Myanmar: Three Months after Cyclone Nargis, MSF Still Providing Assistance

It has been more than three months since Cyclone Nargis wreaked devastation throughout Myanmar’s Irrawaddy Delta, and many survivors remain vulnerable and traumatized. Numerous nongovernmental organizations are now active on the ground and able to provide adequate assistance. Meanwhile, basic reconstruction is taking place in a number of areas.

Doctors Without Borders/Médecins Sans Frontières (MSF) continues to provide approximately 450,000 people with basic health care through fixed and mobile clinics. No disease outbreaks have been reported, however, cases of diarrhea and respiratory tract infection remain frequent. And while severe acute malnutrition in children under 5 remains very low—less than one percent—MSF has found a disturbing number of children in that age group at risk of malnutrition in the areas of Bogaley, Setsu, and Pyapon. MSF is giving therapeutic food supplements to the moderately malnourished and to other vulnerable groups, such as pregnant and breastfeeding women, while closely monitoring the nutrition situation.

Increasingly, MSF is also focused on psychosocial care to treat anxiety and depression, which staff often witness among survivors, and continues to train community health workers and counsellors to assist traumatized survivors.

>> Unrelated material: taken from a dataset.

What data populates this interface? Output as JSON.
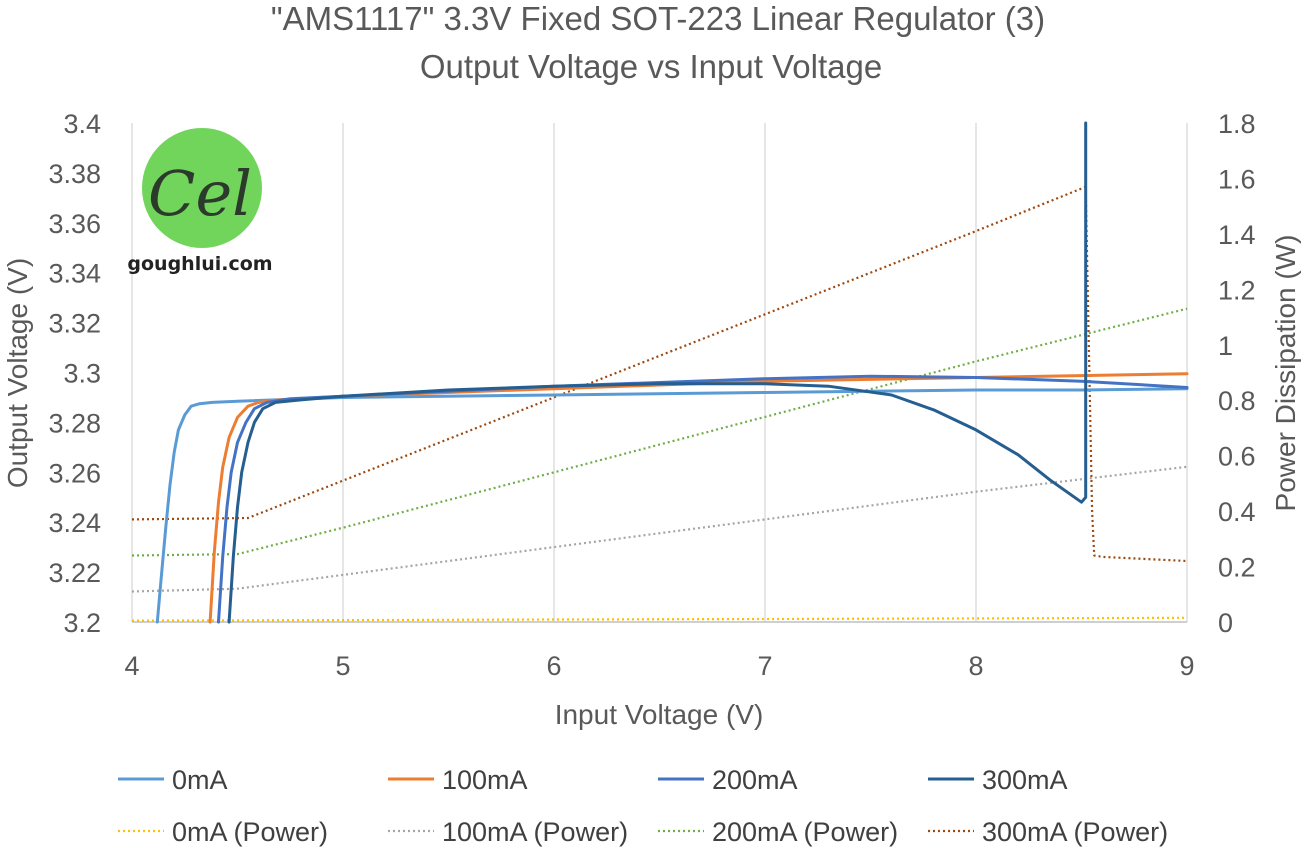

MSF is involved in water and sanitation activities, including pumping and cleaning water sources, distributing water containers, and constructing latrines, and distributing basic, non-food items, including family kits, mosquito nets, buckets, tool kits, blankets, and a one-time money distribution to those who have been told they must leave two displaced persons camps in Labutta.

As the emergency phase comes to a close, MSF expects by the end of the year to hand over all Nargis-related program activities to other aid organizations. After the handover, MSF will remain in the country working as before the cyclone, responding to the vital medical needs of the people, which are largely unmet by either the government or other assistance.